= Horace McKenna =

Horace B. McKenna, S.J. (January 2, 1899 — May 11, 1982) was an American Catholic priest, founder of S.O.M.E. (So Others Might Eat), and advocate of the Sursum Corda Cooperative.

== Biography ==
The sixth of 12 children, Horace was born in 1899 New York City, the son of Dr. Charles F. McKenna, a respected chemist and first chemical engineering graduate of Columbia University School of Mines, and Laura O'Neill McKenna. Educated at Fordham Preparatory School, McKenna entered the Society of Jesus at St. Andrew-on-the-Hudson on July 30, 1916. Between 1921 and 1923, he taught in a Jesuit school in Manila, Philippines. There, he discovered the desperate needs of the poor and oppressed. He was ordained June 23, 1929 and assigned to pastor parishes in southern Maryland amidst poverty and segregation including St. Peter Claver's Church, St. James' Church, St. Ignatius' Church and St. Inigoes's where he was assigned in June 1931. Here he worked for twenty-two years, and among his efforts helped create the Ridge Purchasing and Marketing Association. He was active in civil rights, Vietnam-era anti-war protests and the Poor People's Campaign.
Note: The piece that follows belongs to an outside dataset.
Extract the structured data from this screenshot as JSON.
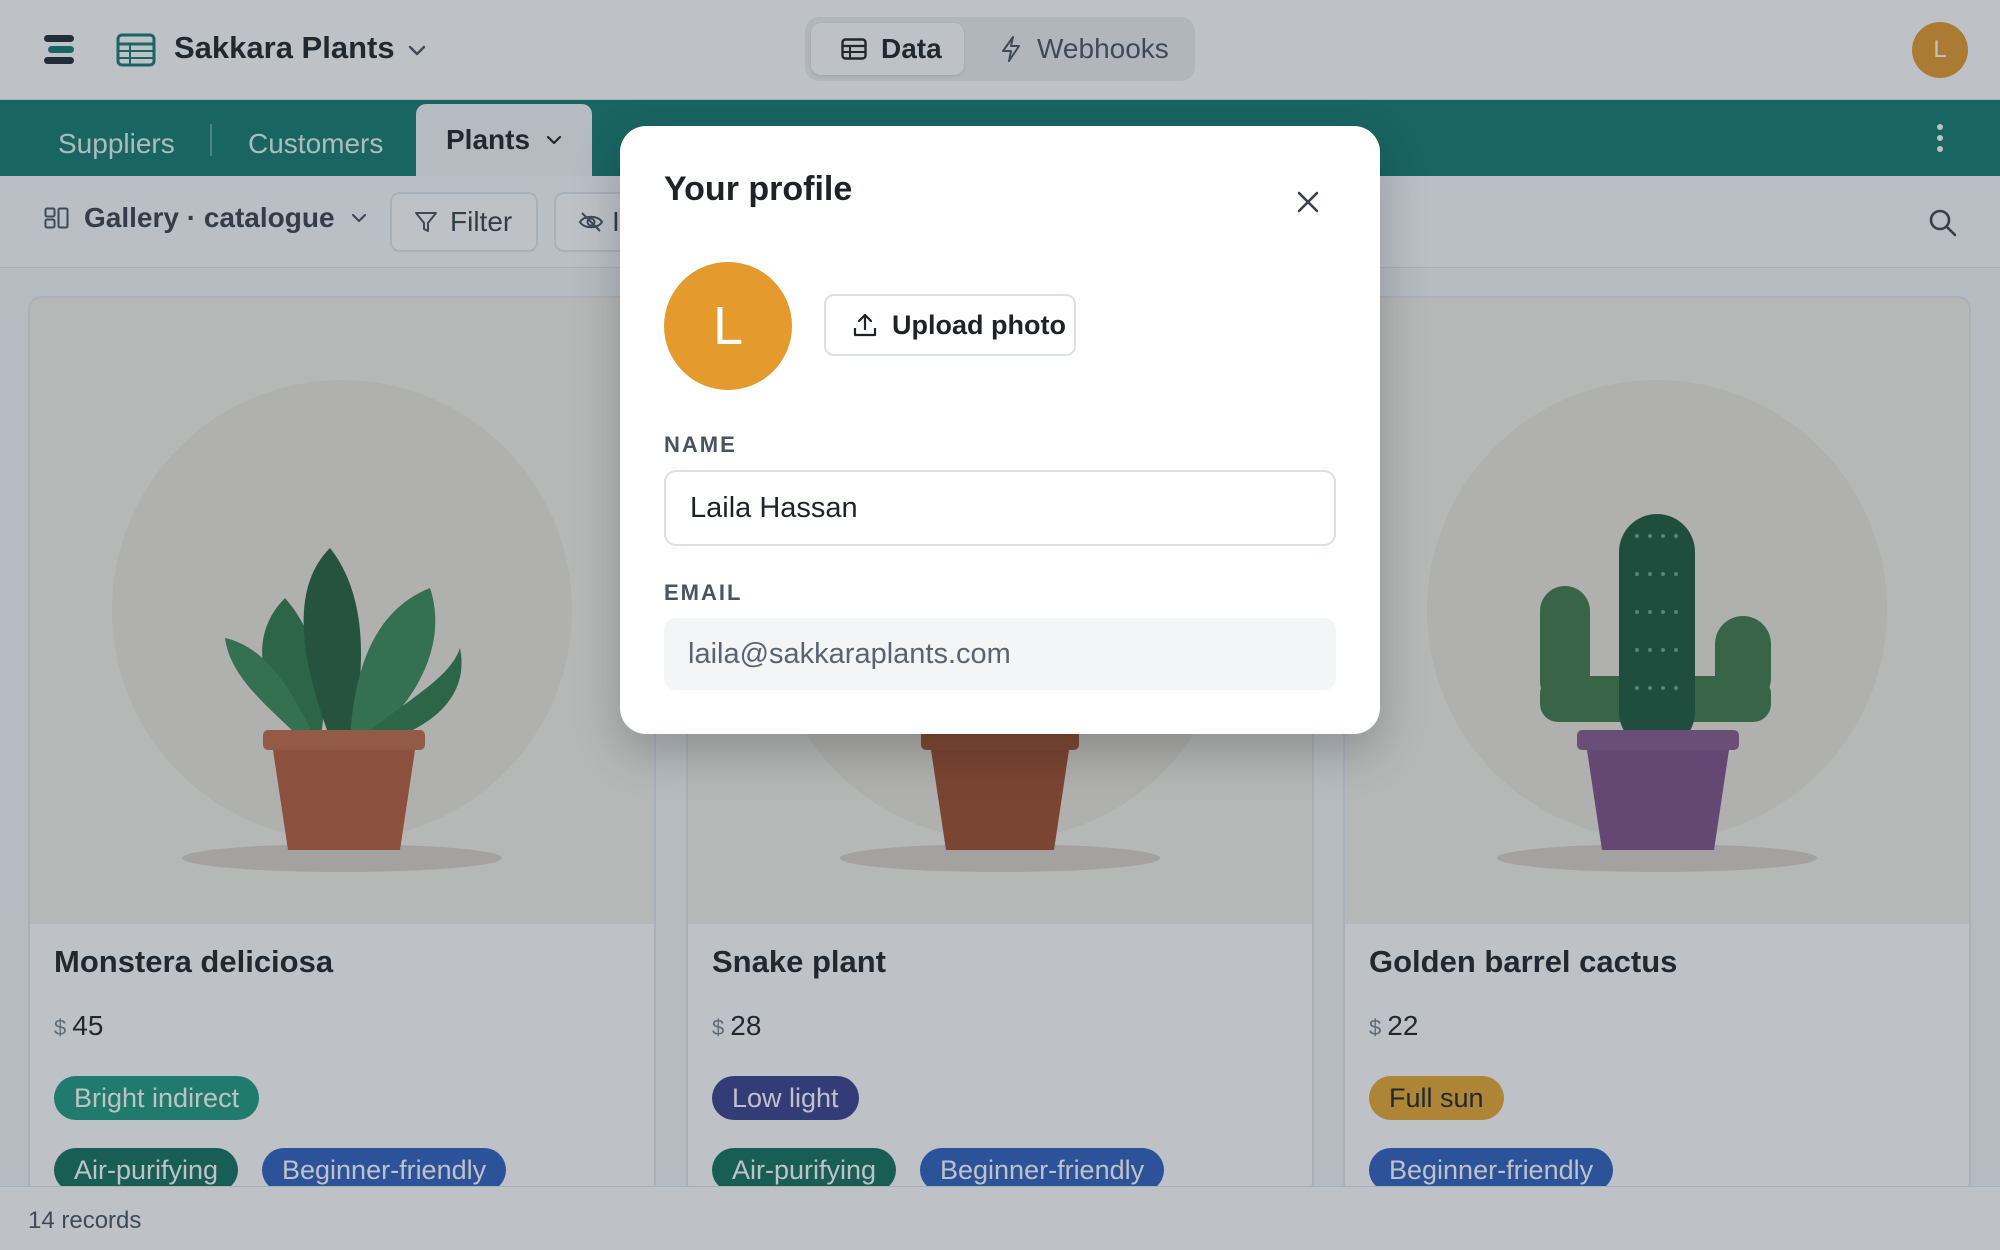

From 1953 to 1958, he served at St. Aloysius Gonzaga parish, a Jesuit church a few blocks north of the U.S. Capitol, and then as assistant pastor at the Church of the Gesú in Philadelphia, Pennsylvania from 1958 to 1964. In 1964 he returned to St. Aloysius and remained there for the rest of his life, living at Gonzaga College High School and serving the poor. In his commitment to social justice in Washington, D.C., Fr. McKenna founded So Others Might Eat, a soup kitchen, clinic and employment center; Martha's Table, a soup kitchen and child education center; and House of Ruth, a center for homeless women. He was also one of the leaders in establishing the Sursum Corda Cooperative, a housing development for the poor. Documentation of his life's work is maintained in the Georgetown University Library Special Collections Division.

McKenna was named "Washingtonian of the Year" by Washingtonian Magazine in 1977. He received an honorary degree from the University of Scranton in 1998. The McKenna Center, a local shelter and soup kitchen for homeless men, located under the Great Church of St. Aloysius, was named after him in 1982. McKenna Walk NW, a short street within Sursum Corda, is also named after him.

The Father McKenna Center is still located in the basement of Saint Aloysius Catholic Church at 900 North Capitol Street NW in Washington, DC. The McKenna Center exists to meet the needs of the poor and homeless who reside in one of Washington's poorest neighborhoods despite being in the shadow of the US Capitol Building. McKenna Center serves the needs of the poor, men, women and children. Each day, the McKenna Center fulfills the Gospel instruction to “feed the hungry, shelter the homeless and clothe the naked”.